10. Give back – You are ultimately responsible for your success and failure, but you only succeed if you share the reward with others. At the end of the day, ask yourself: Am I making a difference in the lives of others? On that same note, be generous with stock options, find yourself a strong technical co-founder and choose venture capital firm (VCs) that really add value beyond money. Success has many fathers.
You will notice that I have not mentioned your idea as important to success as an entrepreneur. There are definitely better ideas and worse ideas. I have seen great ideas fail and bad ideas become worth billions. The easiest two examples of successful bad ideas are Google and eBay. Doing another search engine around 1999 was a definitely stupid idea. Sending used merchandise through the mail to people that you met online and then mailing a $0.23 commission check to eBay, when stamps cost $0.25, was a stupid idea as well. Stupid or not, their combined market cap is over $500 billion today. There you go.
To close, my definition of success is to have stories that my grandchildren want to listen to.
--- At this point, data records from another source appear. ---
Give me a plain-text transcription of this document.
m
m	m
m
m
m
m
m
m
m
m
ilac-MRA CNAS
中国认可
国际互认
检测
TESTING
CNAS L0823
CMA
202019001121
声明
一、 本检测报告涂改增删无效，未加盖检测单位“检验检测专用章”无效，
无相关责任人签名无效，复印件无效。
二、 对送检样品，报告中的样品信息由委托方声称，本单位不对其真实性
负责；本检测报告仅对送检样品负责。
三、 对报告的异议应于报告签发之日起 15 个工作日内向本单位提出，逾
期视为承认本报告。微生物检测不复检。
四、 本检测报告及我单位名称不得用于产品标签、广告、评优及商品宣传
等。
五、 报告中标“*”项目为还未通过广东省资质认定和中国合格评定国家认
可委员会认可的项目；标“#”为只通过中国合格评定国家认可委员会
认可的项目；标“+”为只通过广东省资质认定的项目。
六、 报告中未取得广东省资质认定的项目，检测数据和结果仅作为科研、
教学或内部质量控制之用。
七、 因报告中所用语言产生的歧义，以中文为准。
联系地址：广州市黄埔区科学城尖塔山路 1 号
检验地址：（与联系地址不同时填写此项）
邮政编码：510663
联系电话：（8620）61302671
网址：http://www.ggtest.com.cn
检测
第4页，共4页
Success is a “big” term. Each person will have their own ideas of what success might mean.
There are some metrics that are easy – capital raised, IPO valuation, money, sales, number of employees, number of customers… just because they are easy to measure doesn’t make them the most important.
There are some metrics that are very hard – freedom, making a difference to people’s lives, leaving a legacy, growing as a human being, autonomy… these can be what is truly important… but difficult to use external measures to know if you are doing “well”.
So success is not an absolute phenomenon. You will be successful when you got to the point to be or do what others determine is a success.
I would say that facing your own “abyss” is the moment where you can truly clarify who “you” are. Not the you that your parents want, nor the you that your friends remember, but the you that is inside and hidden behind the “shoulds” of your inner voice. Only by taking 100% responsibility for your own life can you go through the path to the abyss and face your fears. I believe that only entrepreneurship allows a 100% responsible for my life attitude – so it is one of the few paths that allow you to grow to your fullest potential as a human being.
I wish you a life that gives you stories that your grandkids will sit and listen to.